After Terrie’s investigation:

City Administrator Marie McCormick and Administrative Coordinator Drew Mc-Laugh-lin said the administration believes cell phones are important, but officials are planning to reduce the number of phones.

  • Sure you are Drew, just like the administrations not fueling at DPW any longer???? 

Dozens of employees routinely incurred excess usage charges above the monthly plan fee, costing the city an additional $2,452

One phone assigned to Edward St. Hart, a health inspector who left city employment in 2010, was not canceled until 2011, meaning the city paid $302 for a phone that went unused.
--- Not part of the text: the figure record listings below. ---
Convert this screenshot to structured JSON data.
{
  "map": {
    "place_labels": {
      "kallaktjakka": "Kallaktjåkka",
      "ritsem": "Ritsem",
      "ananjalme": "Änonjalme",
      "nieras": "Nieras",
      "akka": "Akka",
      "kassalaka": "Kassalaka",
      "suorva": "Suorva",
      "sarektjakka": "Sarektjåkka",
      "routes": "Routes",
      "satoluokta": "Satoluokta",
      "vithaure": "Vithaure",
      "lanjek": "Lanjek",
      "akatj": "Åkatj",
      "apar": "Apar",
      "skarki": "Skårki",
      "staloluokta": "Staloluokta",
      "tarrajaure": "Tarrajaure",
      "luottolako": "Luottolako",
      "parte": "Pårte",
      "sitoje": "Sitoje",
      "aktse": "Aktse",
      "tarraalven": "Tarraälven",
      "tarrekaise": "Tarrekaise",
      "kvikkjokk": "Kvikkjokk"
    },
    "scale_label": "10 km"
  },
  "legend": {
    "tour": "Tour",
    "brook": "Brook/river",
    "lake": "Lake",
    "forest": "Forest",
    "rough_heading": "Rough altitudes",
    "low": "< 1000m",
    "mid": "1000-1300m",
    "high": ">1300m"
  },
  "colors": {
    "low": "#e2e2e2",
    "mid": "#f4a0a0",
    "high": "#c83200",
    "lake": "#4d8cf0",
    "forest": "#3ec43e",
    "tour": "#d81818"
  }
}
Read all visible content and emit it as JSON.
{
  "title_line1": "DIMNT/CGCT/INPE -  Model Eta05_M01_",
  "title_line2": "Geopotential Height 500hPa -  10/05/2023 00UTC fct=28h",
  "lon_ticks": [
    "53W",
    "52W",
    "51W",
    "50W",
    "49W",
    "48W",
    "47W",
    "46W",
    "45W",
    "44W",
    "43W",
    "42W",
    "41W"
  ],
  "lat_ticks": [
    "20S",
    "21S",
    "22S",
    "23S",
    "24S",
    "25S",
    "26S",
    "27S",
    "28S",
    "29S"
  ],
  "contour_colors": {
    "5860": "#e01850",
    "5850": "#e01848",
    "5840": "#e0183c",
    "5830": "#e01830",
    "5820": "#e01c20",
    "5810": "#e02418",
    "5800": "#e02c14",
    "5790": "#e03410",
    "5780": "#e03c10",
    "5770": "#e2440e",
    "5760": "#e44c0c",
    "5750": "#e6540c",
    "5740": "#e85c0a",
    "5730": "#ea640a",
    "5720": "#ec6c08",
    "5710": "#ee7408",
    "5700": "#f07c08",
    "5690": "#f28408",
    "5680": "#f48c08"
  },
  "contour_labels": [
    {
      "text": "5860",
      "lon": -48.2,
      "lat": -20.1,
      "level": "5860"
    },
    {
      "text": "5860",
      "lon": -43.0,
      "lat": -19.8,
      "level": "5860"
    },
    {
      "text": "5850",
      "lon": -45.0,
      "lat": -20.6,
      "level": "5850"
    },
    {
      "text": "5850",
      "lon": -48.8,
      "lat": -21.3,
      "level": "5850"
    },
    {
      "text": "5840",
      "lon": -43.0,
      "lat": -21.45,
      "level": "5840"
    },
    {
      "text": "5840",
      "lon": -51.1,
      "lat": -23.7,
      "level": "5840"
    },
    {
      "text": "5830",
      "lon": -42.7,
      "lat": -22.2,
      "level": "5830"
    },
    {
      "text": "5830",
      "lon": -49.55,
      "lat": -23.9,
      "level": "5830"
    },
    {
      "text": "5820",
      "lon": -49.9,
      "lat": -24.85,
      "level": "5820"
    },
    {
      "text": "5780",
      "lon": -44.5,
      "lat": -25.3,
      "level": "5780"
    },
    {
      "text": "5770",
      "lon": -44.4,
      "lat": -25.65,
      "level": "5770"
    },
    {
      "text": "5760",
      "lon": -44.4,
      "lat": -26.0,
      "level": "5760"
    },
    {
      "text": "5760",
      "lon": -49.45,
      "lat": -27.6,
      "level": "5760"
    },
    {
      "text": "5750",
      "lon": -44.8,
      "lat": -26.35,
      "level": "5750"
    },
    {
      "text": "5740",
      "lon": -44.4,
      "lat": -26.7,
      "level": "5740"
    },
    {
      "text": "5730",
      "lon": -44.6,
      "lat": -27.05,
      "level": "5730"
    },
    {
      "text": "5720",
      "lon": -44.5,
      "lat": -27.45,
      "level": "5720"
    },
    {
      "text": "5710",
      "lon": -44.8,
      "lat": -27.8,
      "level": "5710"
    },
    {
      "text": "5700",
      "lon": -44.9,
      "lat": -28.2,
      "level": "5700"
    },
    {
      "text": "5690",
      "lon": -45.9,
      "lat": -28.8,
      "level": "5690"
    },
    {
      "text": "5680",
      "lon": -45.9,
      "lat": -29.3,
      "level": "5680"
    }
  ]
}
  • Glad to see all your experience is being put to good use!

Neither Mc-Laugh-lin nor McCormick could explain why nothing was apparently done to address excess usage charges numerous employees incurred.

  • How about nobody cares to check, this is a tax & spend administration!!!

Photo courtesy of The Time Leader
Mc-Laugh-lin said employees are issued phones based on the specifics of their jobs.

Kevin Egroff, a mechanic in the Department of Public Works, was the top user of voice minutes of all 60 cell phones through September 2012, with 22,268 minutes used. That translates to an average of 41 hours a month, or more than 10 hours per week for a person who spends the bulk of his time in the city garage fixing vehicles.

  • A mechanic, really Drew? He’s in the garage all day, isn’t there a phone at DPW he can use to order parts?

Paul Ginter, whose primary job is to write grants, was a heavy user of data, The Times Leader’s analysis showed. 

Data usage on cell phones is most commonly incurred when a user visits a website, checks emails, sends photos or downloads a document, application or other media source.

Records show Ginter routinely used 5 to 8 gigabytes each month, and once used as much as 10 gigabytes a month. “Quite honestly, I don’t see where it’s an issue. I can take a call at any time,” he said. “I look at Pandora as a radio … It’s not interfering at all with me being able to do my job.”

  • How about the fact that it’s not your phone. It belongs to the taxpayers, and your streaming, music, videos, porn, whatever should not be permitted, as that has nothing to do with your job function.

Mc-Laugh-lin said city officials will look into the issues raised by the newspaper’s analysis and take action, if needed. “The phone is a privilege.

  • Fix the barn door after The Times Leader told you it was broken!!!